Making room for Christ
- MHBPC Admin
- 17 hours ago
- 3 min read
I recently chanced upon Sovereign Grace Music’s advent song, “Prepare Him Room”. One of the verses goes like this: “O our hearts, as busy as Bethlehem / Hear Him knock, don't say there's no room in the inn.”
It reminded me of the pernicious danger of “busyness”, which is sometimes lauded as a virtue in our Singapore society. This is all the more pertinent given the flurry of activities that accompanies the year-end holidays, which can often feel more stressful than blissful.
Today’s article1 reminds us that in the midst of our busyness and business, stresses and struggles, uncertainties and anxieties, we can always make room for Christ who brings us joyous hope.
Pastor Luwin Wong
Turning and turning in the widening gyre
The falcon cannot hear the falconer;
Things fall apart; the centre cannot hold;
Mere anarchy is loosed upon the world,
The blood-dimmed tide is loosed, and everywhere
The ceremony of innocence is drowned;
The best lack all conviction, while the worst
Are full of passionate intensity.
~ YB Yeats, The Second Coming These dark and intense words from WB Yeats’ The Second Coming in many ways summarise the feeling as we approach another Christmas.
It’s been another year of uncertainty, with wars and rumours of wars around the world. Typhoons too have ravaged nations, bringing floods that took lives and livelihoods away. For many individuals and societies, it’s been another year of anxiety, loss, volatility, and suffering in everyday life.
Many of us might be so emotionally, physically, mentally and circumstantially drained that it feels like we’re just slouching towards another Christmas, just as Yeats writes of “slouching towards Bethlehem” later in the same poem.
How do we overcome this feeling? This sense of despair and uncertainty? How do we overcome that this Christmas?
Well, the answer may well come from one of the most forgotten but important characters in the original Christmas story.
Before Jesus is born, Mary and Joseph seek accommodation at an inn. And the innkeeper says: “Unfortunately, the inn is full. There is no room at the inn.”
There is no room at the inn.
Metaphorically, this speaks volumes for what is before every single one of us this Christmas.
Not just every Christmas but every day, God Himself is reaching out to each of us. He came into the world that first Christmas as a person in order to relate to you and me.
But, again and again, all too often we say to Him: There is no room for you in the inn; there is no room for you in my life.
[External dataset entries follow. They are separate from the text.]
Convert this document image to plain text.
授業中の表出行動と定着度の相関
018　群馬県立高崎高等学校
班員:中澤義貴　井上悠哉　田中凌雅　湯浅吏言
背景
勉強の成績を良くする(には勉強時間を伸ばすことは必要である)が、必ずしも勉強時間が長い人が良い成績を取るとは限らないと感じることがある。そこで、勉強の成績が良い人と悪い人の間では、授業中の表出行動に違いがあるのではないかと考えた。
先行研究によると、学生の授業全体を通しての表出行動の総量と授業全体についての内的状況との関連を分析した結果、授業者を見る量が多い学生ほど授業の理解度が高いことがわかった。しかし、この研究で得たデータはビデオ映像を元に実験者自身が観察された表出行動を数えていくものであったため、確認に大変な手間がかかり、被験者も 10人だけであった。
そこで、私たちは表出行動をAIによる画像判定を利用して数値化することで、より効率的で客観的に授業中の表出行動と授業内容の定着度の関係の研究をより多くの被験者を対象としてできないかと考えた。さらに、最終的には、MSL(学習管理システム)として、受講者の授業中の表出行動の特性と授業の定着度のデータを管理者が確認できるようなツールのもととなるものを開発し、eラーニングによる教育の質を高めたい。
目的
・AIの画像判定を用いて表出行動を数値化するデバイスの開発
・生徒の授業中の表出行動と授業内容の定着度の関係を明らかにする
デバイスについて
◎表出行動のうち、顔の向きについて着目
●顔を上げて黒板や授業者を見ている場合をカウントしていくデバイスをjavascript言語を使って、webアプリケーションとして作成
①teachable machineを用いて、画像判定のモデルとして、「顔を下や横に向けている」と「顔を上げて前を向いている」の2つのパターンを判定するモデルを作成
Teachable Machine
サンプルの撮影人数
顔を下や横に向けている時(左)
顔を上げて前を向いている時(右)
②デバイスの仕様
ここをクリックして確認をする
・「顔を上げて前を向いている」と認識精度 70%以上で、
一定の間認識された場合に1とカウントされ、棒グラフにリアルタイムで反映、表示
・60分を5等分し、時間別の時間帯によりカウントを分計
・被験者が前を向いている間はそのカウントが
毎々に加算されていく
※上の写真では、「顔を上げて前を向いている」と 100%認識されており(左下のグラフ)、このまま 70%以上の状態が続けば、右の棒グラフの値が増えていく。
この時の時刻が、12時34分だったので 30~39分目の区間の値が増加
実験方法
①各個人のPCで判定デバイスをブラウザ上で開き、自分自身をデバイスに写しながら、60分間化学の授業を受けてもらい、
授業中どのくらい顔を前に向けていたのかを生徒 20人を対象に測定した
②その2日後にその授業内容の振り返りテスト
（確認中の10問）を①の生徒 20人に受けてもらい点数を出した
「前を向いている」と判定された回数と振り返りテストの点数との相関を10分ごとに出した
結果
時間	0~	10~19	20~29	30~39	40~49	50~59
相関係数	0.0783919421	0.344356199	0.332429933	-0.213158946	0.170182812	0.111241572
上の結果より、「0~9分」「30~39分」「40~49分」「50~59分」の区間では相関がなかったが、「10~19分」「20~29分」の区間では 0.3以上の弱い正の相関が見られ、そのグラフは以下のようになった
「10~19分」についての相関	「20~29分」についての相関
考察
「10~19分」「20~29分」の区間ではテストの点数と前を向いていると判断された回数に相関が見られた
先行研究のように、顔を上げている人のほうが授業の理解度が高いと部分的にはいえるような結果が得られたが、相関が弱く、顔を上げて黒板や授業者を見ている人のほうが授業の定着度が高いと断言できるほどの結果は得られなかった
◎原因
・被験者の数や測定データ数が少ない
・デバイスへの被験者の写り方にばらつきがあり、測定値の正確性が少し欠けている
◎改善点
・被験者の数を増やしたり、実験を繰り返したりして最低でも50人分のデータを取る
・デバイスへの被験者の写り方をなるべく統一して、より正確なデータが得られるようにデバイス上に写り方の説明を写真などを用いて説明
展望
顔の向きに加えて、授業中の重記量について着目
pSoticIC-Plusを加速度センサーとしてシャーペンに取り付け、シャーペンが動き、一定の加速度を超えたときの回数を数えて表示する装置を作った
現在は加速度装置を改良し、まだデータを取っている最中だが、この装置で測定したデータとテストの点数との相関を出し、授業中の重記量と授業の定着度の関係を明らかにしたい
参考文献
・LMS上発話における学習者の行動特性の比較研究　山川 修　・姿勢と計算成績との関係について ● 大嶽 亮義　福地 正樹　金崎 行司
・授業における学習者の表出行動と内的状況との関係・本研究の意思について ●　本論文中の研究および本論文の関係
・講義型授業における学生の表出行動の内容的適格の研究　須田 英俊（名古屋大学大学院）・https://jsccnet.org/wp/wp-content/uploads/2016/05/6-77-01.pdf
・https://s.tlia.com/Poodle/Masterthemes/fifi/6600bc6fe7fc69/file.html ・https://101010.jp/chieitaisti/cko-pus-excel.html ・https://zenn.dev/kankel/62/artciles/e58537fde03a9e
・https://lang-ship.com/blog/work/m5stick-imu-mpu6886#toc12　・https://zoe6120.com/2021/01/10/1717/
When the innkeeper said there was no room at the inn, he was focused on his circumstances — on the physical capacity of his inn. He was too wrapped up in his own stresses and struggles of the day and of the season that he was going through. What about you?
This Christmas, as we enjoy the good things there are to enjoy, but sometimes feel like we are slouching and struggling, is there room for Jesus in your life?
Yes, there is always a sense of uncertainty and instability. But in and through the person of Jesus Christ, there is also always the opportunity for joy, cheer and renewal.
Jesus says: “In this world you will have problems. But, be of good cheer. I have overcome the world” (John 16:33).
Let’s not make the same mistake that that innkeeper made. Let’s remember that there is always room and always a need for Jesus Christ in our inn and in our hearts.
Have a blessed and hope- and joy-filled Christmas.